In a novel, particurlarly fiction, what are the basic ways to reveal something that happened in the past? What ways, (flashback, protagonist telling, etc.) are the most used and most effective? Specifically, what is the technical distinction between the protagonist having a flashback, and a flashback that is only for the reader?
Interesting question. Here's my take:
"So in ninety-one, I was following the Grateful Dead around the country. I swear, the last two minutes of 'Black-Throated Wind' from that MSG show was one of the highlights of human history."
- Third-person omniscient information dump
Fans of the musical band the Grateful Dead widely regard their show from 9/10/91 at Madison Square Garden a top performance in the band's illustrious history thanks in part to a cameo appearance by renowned saxophonist Branford Marsalis.
- A true psychedelic-style flashback (usually first person)
I hadn't taken LSD in 25 years. One minute I was with my friends reliving our wilder days now that our kids are grown ... The world spins, and lights flash all around me. Confusion dominates my psychology because there is no saxophonist in the Grateful Dead, right? Apparently there is tonight! I can't imagine a sweeter sound.
- Dream states
Either 3) or 4) have to be done extremely well not to appear sophomoric. You might try the movies Fear and Loathing in Las Vegas or Memento for some very interesting takes on the subject.
All four are common in fiction and their effectiveness varies with author and scene. I tend to use mostly dialogue, but I dabble in the others. Information dumps are specifically for the reader.
I'll add 5) Third-person limited thinking about one's past. This is usually done in past perfect, and it can make for confusing sentences
Joe thought about that time from 1991. He had used drugs, to be sure, but he had known at the time it was a special moment either way. Only later did he realize how special it was. Would he ever feel that way again?
I think we should distinguish between what I would call a personality flashback and a plot flashback.
A plot flashback occurs when, for whatever reason, the narrative begins after the events of the story begin.
A personality flashback occurs when there is an aspect of a character's personality that is best revealed through an anecdote from their past which illuminates who they are, but is not itself an incident in the story.
I think that if you are having a hard time with a plot flashback, it is most likely a symptom of not starting in the right place. I think the most natural way to do them is in the case where the protagonist is not aware of the back story until some critical juncture in the story. Telling it then is natural and it is what the reader wants and expects.
I think personality flashbacks similarly need to be used where they are critical in the development of the character's personality. The key thing is, though, that they should not cause a reset of the reader's view of the person.
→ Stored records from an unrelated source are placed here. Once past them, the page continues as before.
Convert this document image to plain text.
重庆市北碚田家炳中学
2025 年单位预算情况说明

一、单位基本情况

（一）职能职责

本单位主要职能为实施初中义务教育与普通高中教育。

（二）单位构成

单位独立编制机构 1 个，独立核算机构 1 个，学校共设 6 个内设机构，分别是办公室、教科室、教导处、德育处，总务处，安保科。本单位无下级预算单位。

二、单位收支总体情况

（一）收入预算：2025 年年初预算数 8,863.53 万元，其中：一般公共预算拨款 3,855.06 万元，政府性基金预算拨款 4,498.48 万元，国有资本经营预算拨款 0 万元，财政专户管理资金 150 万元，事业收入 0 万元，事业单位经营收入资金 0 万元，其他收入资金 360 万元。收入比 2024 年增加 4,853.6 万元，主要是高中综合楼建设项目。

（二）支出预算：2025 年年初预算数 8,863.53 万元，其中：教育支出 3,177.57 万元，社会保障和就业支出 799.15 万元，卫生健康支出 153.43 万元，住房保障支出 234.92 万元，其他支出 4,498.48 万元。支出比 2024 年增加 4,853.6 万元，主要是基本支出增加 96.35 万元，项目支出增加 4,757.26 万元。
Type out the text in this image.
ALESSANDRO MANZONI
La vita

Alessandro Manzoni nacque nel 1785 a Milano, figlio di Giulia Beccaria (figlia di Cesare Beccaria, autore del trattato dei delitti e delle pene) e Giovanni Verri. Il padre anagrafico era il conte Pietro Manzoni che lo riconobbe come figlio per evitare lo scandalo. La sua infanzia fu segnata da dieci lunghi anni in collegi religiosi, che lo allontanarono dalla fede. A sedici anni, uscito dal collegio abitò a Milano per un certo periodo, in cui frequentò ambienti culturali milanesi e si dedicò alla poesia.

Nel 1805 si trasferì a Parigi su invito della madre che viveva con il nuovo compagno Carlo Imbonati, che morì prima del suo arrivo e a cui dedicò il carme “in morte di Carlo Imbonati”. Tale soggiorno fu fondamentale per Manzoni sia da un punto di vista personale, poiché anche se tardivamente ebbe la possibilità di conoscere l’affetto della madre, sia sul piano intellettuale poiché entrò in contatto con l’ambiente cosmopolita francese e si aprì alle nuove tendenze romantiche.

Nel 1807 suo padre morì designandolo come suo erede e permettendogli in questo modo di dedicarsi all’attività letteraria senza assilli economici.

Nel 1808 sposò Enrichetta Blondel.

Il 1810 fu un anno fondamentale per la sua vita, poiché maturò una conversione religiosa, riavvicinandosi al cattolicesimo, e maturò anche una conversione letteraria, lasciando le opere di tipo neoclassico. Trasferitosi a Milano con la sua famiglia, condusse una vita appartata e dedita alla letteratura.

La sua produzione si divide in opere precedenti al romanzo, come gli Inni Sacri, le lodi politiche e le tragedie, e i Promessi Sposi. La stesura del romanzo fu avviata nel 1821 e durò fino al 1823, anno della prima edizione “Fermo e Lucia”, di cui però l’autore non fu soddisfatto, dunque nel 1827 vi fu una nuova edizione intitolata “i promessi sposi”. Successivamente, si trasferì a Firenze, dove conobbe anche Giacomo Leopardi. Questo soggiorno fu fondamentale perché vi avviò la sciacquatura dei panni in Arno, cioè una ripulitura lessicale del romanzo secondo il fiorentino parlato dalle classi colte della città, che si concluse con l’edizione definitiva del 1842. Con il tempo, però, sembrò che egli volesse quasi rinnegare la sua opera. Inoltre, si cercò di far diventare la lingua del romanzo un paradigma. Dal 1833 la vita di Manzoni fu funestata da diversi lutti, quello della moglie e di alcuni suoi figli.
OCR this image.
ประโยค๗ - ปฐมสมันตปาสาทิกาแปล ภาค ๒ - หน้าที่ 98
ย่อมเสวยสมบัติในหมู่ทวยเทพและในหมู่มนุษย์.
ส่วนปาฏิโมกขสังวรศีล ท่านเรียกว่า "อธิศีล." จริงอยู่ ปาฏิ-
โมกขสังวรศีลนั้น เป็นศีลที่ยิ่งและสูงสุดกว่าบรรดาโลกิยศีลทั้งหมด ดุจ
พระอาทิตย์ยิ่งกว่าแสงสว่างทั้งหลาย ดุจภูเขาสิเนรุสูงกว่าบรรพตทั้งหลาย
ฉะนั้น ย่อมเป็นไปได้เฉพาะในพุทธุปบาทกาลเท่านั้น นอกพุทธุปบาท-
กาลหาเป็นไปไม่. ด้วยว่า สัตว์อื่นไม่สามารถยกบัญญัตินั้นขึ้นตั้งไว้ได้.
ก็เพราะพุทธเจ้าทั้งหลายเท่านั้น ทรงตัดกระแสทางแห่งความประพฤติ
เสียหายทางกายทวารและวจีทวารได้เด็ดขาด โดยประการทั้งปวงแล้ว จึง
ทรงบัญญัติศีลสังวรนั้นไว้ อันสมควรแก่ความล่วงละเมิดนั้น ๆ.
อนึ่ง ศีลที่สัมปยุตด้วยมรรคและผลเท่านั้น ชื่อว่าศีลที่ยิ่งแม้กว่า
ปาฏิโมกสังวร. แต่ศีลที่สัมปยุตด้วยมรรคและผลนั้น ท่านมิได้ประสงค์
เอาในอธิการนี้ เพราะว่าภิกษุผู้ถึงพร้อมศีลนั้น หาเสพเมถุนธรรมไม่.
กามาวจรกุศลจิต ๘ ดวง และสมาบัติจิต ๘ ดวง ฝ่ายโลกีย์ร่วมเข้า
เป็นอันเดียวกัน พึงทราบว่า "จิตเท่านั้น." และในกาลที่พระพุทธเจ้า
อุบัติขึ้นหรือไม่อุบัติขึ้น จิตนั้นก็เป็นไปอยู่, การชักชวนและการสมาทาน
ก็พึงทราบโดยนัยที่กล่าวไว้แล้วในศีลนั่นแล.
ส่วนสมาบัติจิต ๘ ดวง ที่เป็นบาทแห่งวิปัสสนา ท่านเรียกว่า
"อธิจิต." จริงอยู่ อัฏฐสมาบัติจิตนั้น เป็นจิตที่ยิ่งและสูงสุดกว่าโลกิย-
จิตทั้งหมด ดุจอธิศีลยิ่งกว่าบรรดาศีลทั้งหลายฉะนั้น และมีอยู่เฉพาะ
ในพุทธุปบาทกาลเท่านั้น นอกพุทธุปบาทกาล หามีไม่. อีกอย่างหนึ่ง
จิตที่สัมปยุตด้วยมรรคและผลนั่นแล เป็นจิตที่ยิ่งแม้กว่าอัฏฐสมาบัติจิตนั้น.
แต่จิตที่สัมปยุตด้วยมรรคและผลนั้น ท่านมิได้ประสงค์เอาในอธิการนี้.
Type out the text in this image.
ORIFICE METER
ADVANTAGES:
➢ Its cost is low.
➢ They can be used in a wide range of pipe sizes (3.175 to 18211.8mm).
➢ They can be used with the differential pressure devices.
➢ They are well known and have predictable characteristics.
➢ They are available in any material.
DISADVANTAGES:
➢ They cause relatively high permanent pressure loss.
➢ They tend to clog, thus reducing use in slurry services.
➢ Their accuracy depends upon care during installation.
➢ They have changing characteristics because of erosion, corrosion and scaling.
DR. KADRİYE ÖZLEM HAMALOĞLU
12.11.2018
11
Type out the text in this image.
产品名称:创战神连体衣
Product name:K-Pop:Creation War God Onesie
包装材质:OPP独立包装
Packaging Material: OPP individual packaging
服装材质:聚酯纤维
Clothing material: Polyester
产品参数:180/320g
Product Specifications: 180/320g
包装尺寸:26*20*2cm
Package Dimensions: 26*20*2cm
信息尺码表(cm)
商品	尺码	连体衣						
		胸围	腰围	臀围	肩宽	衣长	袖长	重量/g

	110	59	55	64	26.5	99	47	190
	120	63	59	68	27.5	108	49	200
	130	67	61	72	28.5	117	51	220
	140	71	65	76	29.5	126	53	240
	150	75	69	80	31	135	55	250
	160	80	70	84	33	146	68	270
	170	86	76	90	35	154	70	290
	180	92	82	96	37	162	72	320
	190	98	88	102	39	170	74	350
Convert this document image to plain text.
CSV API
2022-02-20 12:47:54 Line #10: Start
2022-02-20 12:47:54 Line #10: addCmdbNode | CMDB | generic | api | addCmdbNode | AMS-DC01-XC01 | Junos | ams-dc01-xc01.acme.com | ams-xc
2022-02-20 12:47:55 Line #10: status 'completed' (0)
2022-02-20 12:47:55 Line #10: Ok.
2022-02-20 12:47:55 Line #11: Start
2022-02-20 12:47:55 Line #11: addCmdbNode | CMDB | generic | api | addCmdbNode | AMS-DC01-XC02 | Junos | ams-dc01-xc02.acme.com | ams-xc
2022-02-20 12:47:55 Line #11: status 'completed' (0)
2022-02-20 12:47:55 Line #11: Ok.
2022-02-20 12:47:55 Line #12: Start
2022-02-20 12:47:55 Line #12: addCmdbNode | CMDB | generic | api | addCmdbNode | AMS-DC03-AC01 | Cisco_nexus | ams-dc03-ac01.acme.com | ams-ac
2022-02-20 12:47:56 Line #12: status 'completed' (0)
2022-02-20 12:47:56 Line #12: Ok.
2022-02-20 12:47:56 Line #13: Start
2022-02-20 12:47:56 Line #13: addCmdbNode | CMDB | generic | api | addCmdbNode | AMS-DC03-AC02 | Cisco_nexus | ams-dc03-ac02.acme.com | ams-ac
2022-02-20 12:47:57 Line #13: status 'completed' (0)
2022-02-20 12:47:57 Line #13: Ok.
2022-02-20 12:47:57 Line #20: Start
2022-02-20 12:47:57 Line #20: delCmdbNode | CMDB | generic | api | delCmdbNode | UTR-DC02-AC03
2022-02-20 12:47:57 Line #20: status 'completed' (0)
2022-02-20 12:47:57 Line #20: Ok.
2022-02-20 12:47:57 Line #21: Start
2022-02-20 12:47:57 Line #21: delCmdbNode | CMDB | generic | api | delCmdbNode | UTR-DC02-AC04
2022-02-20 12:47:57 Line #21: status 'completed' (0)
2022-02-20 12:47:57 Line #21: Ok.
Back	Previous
They should explain, not reset, what we have already seen of the character's behavior.
In both cases, timing seem to me far more important than method. When I see it done badly, it always seems to me that the problem is the author's impatience to get all the pieces on the board, resulting in flashbacks as the wrong time, not the particular narrative technique that was used to convey them
Have you thought about giving Prince Reuben a companion, such as an older "Sergeant of the Guard," who's been behaving like the prince's adviser since the lad's been a teen? The "Man-At-Arms" has been acting as a combination bodyguard, teacher, and foster-father; rather than bowing and scraping like some sycophantic subordinate "Squire."
When something requires a detour to an explanation, there's the crusty old duffer, who says words to the effect: "Prince Reuben, I know you were a mere child, more interested in the intricacies of a rag-teat than the obscure details found in Treaties of the Realm, when Baron Obstreppio was granted all the low-lands adjoining the so-called Marsh of Miseries, in exchange for his pledge to provide seven Legions annually to be the defenders of the Valley of Mere against the raids of the wild men of the Mountains of Woe . . . ." and so forth.
Yep! I know that was hopelessly corny! Just giving an example of how you might use the old man as a handy font of all knowledge, and the constant live-in teacher of Prince Reuben.
He has saved Prince Reuben's life on several occasions, and the lad feels affection and respect for the old soldier, which softens his attitude toward the old man, when the old gentleman occasionally loses patience with the admittedly arrogant young punk and tries to show the lad the difference between the "statesman" he knows Prince Reuben can grow to be, and the arrogant punk he occasionally threatens to become.
And that is another old man's suggestion of a way to reveal vital facts, part-way through the third chapter, without dropping some Owlsley!